Opening up the streets
Take Gaurav Godhwani and Thejesh GN, both based in Bengaluru. Data activist Godhwani, 25, from the team behind Save the Map is involved with technological-led civic activism. He is an active contributor to volunteer-led mapping programme OpenStreetMap. On a recent trip to Sikkim, Godhwani, a mountain lover, updated details of Lachem, an unmapped area, to OpenStreetMap. Call this his hobby, which includes attending OpenStreetMap Bengaluru’s field trips and “mapping parties”. At these sessions, participants have mapped streetlights on Old Madras Road and trees in Bengaluru’s famed parks.
“The idea is to make data transparent and refrain from analysing it,” says Godhwani, who professionally works on geographical boundaries. The more transparent the data, the more obvious map-readers’ conclusions, is one way of looking at this. What’s the story of streetlights? Or that of trees in a city? Once you have the numbers and the visuals to understand them, you’ll figure.
“Mapping and maps overlap, and contribute to each other without us realising it. Mapping is a form of visualisation and making information accessible to the public. Imagine you receive an excel sheet full of information that could throw you off; but once you see these on a map, viewers are drawn to it,” says Thejesh GN, co-founder of DataMeet. Under the DataMeet umbrella, mapping meetups happen through Geo-BLR, an initiative by cartographer and programmer Sajjad Anwar. These mapping meetups have their chapters in other cities as well, and a look at mapping activity here ranges from the whimsical to the serious. Thejesh has set up OpenPostBox, a geo-tagged record of post-boxes, an endangered species, in the country. Anwar has made a floodmap of Chennai during its worst monsoon disaster last year, where people marked the most flooded areas.

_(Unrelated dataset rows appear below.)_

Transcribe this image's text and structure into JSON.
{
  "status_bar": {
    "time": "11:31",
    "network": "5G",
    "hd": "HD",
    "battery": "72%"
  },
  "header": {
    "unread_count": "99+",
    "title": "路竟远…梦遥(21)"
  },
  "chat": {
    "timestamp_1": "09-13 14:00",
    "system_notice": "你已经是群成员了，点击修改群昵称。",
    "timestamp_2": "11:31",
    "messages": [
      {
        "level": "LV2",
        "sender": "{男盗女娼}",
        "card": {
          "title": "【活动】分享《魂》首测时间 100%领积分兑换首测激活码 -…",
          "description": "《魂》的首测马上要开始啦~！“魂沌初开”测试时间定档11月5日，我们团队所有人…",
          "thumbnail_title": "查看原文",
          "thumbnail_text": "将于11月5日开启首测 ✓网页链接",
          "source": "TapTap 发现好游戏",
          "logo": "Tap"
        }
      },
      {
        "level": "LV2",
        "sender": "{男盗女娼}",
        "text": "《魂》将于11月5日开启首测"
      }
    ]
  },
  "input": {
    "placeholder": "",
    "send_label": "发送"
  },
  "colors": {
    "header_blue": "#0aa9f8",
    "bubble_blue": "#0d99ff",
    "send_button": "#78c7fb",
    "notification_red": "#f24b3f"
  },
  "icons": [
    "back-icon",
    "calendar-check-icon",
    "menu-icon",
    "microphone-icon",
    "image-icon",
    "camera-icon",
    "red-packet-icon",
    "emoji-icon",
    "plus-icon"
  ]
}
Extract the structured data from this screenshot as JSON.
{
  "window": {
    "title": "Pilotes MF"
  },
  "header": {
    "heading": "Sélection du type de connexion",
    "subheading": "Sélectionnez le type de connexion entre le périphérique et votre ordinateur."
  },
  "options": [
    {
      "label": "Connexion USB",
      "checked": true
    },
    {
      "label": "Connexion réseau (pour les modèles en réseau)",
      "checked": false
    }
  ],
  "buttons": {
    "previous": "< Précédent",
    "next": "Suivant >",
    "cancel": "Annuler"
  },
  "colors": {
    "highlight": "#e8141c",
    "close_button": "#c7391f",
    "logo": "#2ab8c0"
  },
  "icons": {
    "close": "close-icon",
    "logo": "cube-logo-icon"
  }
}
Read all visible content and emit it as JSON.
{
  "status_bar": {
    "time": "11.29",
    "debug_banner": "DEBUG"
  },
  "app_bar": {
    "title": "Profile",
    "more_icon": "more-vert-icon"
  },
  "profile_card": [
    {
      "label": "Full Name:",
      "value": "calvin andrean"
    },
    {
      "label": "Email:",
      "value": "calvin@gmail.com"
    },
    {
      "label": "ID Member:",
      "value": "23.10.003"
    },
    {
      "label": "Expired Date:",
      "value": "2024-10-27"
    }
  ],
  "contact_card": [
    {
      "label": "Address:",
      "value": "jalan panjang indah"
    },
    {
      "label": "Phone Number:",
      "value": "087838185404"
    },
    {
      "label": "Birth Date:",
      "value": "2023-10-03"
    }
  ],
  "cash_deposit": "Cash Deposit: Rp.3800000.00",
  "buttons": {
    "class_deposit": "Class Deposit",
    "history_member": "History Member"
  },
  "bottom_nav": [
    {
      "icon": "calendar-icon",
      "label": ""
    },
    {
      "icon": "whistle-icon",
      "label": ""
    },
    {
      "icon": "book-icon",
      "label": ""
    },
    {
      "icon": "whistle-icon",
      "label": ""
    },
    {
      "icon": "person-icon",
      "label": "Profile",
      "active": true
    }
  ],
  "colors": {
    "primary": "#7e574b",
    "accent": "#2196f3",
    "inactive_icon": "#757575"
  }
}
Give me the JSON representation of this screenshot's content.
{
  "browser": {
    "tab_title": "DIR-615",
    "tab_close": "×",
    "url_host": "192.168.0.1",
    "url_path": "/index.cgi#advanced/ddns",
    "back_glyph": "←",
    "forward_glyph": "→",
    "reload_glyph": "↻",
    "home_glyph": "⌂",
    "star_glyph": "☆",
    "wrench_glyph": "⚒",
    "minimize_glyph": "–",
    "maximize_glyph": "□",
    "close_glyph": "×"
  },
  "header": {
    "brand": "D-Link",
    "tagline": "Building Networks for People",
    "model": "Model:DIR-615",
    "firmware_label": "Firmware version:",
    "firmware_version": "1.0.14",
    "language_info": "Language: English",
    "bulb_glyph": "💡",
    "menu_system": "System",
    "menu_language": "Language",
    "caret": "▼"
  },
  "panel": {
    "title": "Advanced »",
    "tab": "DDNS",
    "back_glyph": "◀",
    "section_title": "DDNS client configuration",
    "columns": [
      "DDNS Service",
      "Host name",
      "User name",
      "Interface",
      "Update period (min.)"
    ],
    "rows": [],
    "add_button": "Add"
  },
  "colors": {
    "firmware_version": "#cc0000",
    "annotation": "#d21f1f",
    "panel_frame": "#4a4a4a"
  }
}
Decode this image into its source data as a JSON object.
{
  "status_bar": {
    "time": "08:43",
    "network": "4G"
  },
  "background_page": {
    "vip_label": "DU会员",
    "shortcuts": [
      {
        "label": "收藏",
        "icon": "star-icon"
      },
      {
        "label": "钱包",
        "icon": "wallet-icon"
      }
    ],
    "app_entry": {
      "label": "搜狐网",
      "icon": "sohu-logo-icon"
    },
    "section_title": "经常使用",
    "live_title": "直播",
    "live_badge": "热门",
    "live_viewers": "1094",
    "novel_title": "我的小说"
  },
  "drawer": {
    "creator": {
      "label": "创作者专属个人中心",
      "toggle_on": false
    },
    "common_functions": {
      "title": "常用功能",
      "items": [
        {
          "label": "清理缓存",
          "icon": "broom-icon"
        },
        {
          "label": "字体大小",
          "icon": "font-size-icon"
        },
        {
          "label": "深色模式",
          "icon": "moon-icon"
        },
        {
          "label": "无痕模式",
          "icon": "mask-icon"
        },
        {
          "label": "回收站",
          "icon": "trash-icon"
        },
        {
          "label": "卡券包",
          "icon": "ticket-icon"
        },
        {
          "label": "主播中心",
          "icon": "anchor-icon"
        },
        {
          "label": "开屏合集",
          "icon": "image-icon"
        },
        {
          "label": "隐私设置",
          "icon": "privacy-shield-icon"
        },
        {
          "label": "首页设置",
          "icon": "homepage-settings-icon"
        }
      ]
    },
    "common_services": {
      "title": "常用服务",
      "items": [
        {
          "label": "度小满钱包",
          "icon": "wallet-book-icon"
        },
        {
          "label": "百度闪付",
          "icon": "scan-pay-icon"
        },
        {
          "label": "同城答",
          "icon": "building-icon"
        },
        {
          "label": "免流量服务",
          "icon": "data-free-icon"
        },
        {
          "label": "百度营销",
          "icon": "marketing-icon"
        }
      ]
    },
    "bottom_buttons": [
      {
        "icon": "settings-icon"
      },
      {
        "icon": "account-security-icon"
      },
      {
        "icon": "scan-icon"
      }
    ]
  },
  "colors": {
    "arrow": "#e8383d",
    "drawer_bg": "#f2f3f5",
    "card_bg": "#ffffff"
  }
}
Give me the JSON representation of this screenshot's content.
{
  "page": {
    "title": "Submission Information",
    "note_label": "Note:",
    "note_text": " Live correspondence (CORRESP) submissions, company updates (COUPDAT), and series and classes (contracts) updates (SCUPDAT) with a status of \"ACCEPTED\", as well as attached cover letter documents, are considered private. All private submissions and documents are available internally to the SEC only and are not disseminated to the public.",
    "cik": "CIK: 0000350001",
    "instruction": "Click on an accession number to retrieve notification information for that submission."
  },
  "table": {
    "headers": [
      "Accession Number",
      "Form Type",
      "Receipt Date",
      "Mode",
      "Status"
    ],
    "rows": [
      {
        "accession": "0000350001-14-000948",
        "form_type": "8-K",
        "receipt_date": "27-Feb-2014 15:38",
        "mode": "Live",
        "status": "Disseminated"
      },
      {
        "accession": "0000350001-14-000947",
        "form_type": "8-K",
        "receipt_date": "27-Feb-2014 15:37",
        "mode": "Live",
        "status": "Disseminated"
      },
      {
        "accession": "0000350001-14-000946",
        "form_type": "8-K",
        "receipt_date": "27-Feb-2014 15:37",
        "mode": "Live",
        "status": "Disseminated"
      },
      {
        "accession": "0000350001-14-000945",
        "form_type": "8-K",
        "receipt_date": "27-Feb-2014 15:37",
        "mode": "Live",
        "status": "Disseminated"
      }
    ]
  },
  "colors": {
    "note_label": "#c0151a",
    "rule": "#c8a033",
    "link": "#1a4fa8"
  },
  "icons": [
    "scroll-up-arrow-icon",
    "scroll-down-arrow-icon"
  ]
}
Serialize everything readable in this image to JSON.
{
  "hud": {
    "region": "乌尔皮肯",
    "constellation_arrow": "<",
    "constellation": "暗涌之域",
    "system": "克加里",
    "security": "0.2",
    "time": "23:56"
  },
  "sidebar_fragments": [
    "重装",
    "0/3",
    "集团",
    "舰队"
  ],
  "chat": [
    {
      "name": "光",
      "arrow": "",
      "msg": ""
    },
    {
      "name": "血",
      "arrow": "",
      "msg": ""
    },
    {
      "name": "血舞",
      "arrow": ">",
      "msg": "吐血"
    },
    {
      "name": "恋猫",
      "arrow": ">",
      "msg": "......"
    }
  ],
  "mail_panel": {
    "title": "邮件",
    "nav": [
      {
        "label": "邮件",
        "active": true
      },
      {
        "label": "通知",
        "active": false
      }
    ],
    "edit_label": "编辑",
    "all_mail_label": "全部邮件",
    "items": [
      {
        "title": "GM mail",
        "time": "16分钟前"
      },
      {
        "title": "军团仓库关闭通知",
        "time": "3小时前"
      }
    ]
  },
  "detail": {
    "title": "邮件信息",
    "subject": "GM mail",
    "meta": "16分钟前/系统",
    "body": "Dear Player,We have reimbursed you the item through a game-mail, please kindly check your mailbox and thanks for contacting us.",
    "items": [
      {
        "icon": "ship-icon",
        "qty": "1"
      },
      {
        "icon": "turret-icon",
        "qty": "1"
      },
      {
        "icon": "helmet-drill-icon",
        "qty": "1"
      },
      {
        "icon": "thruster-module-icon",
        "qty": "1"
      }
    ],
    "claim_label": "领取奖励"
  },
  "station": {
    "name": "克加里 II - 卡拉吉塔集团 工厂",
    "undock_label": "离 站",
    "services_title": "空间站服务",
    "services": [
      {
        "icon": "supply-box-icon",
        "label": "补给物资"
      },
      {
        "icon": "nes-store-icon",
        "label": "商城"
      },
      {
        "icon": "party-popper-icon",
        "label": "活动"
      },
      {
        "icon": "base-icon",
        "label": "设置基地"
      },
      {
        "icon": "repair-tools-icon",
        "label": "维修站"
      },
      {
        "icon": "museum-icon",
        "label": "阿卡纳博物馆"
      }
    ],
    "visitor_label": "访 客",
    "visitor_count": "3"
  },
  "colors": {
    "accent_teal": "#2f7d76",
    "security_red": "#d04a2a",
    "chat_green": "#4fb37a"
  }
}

These and other humanitarian mapping work are at risk with the Geospatial Information Regulation Bill. “Information and identity are powerful. Maps are a kind of identity; if a restaurant, or a slum, doesn’t exist on a map, that stands for something,” says Thejesh.
Making it personal
“Open-mapping is rooted in older histories of counter-mapping. These sort of mapping practices, suggest that the developmental vision of the state does not always capture the everyday experience of the city. Instead, counter- mapping pushes against these visions.” says Venkataramani.
Ruchita Madhok, founder and principal designer of Kahani Designworks, would agree since she has brought out two map booklets on Mumbai namely, Building Bombay and City by the Sea. The former took on public architectural heritage while the latter looked at the city’s relationship to the sea. Printed on handmade paper, Madhok intended these to be mementoes to the experience of the city, where one could add one’s own impression to it. “There has been a proliferation of map-making thanks to Google and 3G Internet, but we wanted to personalize the city, which is otherwise seen as a government space,” says Madhok.
Illustrator Urmimala Nag, based in Gurgaon, has made more than 70 maps, mainly working with watercolours, since 2012. Her work has been mainly related to travel-writing, and each map takes in a careful note of the locale’s people, biological wealth and culture. “I was looking at how people conceptualise themselves in relation to their environment, while offering a spatial and cultural perspective,” says Nag.
“Maps have stood the test of time and there is a possibility here to free maps from being considered mere scientific tools,” she continues. Now, who is game to draw a map?